Apple's Worldwide Developers Conference kicks off on Monday, and if history is any indication there will be several executives in untucked shirts (and also software and possibly hardware updates). A year ago, CEO Tim Cook was promising investors "exciting new product categories" in 2014. And earlier this week iTunes chief Eddy Cue said the company has got "the best product pipeline that I've seen in my 25 years at Apple." With no major unveilings thus far, and since Apple's fiscal year ends in September, productivity in the United States is expected to drop considerably during the keynote presentation in anticipation of a new product unveiling. Then again, it's just as likely that we'll get nothing but software updates and have to wait until the fall for any consumer hardware news. There's only one way to find out.
We'll be covering the event live as it happens (it starts at 10 a.m. Pacific/1 p.m. Eastern), but until then, here's a roundup of some of the more popular rumors bubbling.
1. OS X 10.10
Details are mum as to what OS X 10.10 will look like, but with Jonathan Ive leading a design overhaul it will likely hew more closely to the look and feel of iOS than in the past. Will it be more interoperable with your iPhone and iPad? We can only hope so.
Apple dropped the "big cat" naming convention (Snow Leopard, Lion) for its Mavericks desktop operating system. Now, it may be moving into national parks: Apple reportedly snatched up trademarks for names like Yosemite, Mammoth, and Diablo.
2. iOS 8
The iOS 7 refresh was widely considered Jony Ives' big leap into software design. Skeuomorphism was out; simple, flat, and colorful gradients were in. But it's been reported that Ive spent relatively little time working on iOS 7, which means that iOS 8 will offer a more complete software design vision by Apple's knight in multi-colored armor. And while iOS 7 introduced features like Airdrop and a badly needed update to Safari, iOS 8 is expected to reveal a few new features (in addition to the usual design iterations) that should give us a rough roadmap of Apple's focuses for the future.
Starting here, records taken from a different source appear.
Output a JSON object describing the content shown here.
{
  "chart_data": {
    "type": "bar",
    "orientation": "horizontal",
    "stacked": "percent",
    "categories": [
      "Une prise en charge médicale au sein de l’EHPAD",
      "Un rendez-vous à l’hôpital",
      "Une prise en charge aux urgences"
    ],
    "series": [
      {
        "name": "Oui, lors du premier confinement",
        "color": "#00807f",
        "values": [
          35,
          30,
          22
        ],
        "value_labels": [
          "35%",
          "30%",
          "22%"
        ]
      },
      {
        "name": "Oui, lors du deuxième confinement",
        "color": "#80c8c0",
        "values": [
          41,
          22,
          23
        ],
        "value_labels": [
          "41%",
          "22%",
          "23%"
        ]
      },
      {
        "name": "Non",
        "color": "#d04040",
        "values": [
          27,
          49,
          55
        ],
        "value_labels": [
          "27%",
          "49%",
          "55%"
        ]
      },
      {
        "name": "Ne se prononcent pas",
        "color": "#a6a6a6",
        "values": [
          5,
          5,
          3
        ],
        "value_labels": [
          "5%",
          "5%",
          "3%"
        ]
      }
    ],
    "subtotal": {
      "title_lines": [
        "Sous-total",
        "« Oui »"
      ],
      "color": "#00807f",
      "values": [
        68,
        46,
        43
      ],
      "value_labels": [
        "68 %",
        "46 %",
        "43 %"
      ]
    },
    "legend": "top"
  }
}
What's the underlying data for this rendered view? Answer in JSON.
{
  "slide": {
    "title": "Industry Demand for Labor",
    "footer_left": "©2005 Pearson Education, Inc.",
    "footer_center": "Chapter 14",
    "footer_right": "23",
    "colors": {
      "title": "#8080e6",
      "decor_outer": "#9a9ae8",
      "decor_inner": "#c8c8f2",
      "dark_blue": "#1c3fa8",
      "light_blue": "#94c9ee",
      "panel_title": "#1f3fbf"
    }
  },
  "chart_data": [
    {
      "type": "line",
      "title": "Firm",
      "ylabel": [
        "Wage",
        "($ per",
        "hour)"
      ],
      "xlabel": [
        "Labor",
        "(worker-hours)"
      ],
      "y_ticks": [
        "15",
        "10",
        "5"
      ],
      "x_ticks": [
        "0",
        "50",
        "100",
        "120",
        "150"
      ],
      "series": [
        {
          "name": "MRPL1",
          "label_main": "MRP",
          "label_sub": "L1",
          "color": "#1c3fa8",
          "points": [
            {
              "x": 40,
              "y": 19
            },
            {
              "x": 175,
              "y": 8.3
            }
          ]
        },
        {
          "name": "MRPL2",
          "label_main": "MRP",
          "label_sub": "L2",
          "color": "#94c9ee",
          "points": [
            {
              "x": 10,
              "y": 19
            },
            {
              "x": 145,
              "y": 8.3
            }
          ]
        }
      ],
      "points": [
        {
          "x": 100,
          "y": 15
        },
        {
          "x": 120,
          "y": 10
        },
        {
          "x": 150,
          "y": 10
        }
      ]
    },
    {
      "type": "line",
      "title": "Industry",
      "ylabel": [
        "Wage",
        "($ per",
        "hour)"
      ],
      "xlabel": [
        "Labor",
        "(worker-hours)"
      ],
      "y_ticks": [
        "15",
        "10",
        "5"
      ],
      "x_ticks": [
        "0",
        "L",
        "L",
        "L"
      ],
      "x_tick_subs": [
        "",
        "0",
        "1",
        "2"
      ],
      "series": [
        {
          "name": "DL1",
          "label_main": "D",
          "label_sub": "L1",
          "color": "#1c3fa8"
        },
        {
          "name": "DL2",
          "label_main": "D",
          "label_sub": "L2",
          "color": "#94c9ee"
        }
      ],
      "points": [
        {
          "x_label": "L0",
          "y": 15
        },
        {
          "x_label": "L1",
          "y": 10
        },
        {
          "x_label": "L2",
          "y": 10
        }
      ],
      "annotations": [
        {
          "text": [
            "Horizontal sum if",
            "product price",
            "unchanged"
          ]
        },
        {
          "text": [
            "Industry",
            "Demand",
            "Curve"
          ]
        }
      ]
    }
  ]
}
Such as...
Healthbook: Think Passbook, but for personal health tracking. A 9to5 Mac leaked preview from March says that Healthbook (or whatever it's going to be called) will purportedly be a rich compendium for biometric data—things like steps taken, sleep, nutrition, hydration blood pressure, and more. Less clear is where that data will come from. If recent Apple hires are any indication, Healthbook could be tethered to the mythical unicorn that is the iWatch. Or earbuds with integrated sensors that read your mind. But our bet is that the health app will be fed by third-party hardware like the Jawbone Up and Fitbit.
Siri: Just two things you need to know about, according to Bloomberg: 1. Twitter will reportedly be integrated into Siri for the first time; and 2. Song-recognition via Shazam will be possible, meaning you don't need to boot up a separate app. You can just ask Siri what song is playing, and she'll tell you.
A split-screen iPad: Two tablet apps at the same time? Not so fast. The new feature probably won't be making an appearance at WWDC. The New York Times's well-sourced Brian X. Chen tweeted this week that the new iOS 8 feature "isn't ready yet," and is "still a work in progress."
Apple Maps: For a long time, the biggest knock on Apple Maps was it failed to incorporate public-transit directions. That's rumored to finally be changing, at least according to what appear to be leaked screenshots.
3. A 12-inch MacBook Air with Retina display
In April, Apple slashed the prices of its new MacBook Air line across the board, which supposedly lends credence to the suggestion that the mythical 12-inch MacBook Air with Retina is on the way. If it's revealed at WWDC, the thing you'll want to keep an eye on is battery life. But few analysts or pundits think we will see hardware announcements of this sort during the keynote.
4. Apple TV
Sources told Re/code that, in what has become an annual tradition, a standalone television set—the Apple TV—won't be revealed. Time is a flat circle. But the existing Apple TV set-top box—which Tim Cook says is no longer just a hobby—could see a hardware update. Less clear is whether that will be accompanied by a software update, though this is a conference for software developers.
5. A "smart home" initiative
If revealed, this is a biggie. Google snagging Nest Labs for $3.2 billion seemingly kicked off a gold rush into the connected home, and rumors have swirled that Apple will soon reveal a suite of tight-knit products you can control with your iPhone, like lights and door locks. GigaOm tempered those expectations somewhat this week, when according to sources, the smart home program was said to have "a heavy focus on connecting devices easily via W-iFi and will likely offer voice control with Bluetooth." Third-party devices will get what's being labeled a "Made for iPhone" certification; think: The AirPlay compatible label you see attached to speaker systems.
Will Dr. Dre, now an Apple employee after the $3 billion acquisition of Beats Electronics, close the keynote with a track from his long-awaited "Detox" album? No, but he might show up on stage with Jimmy Iovine.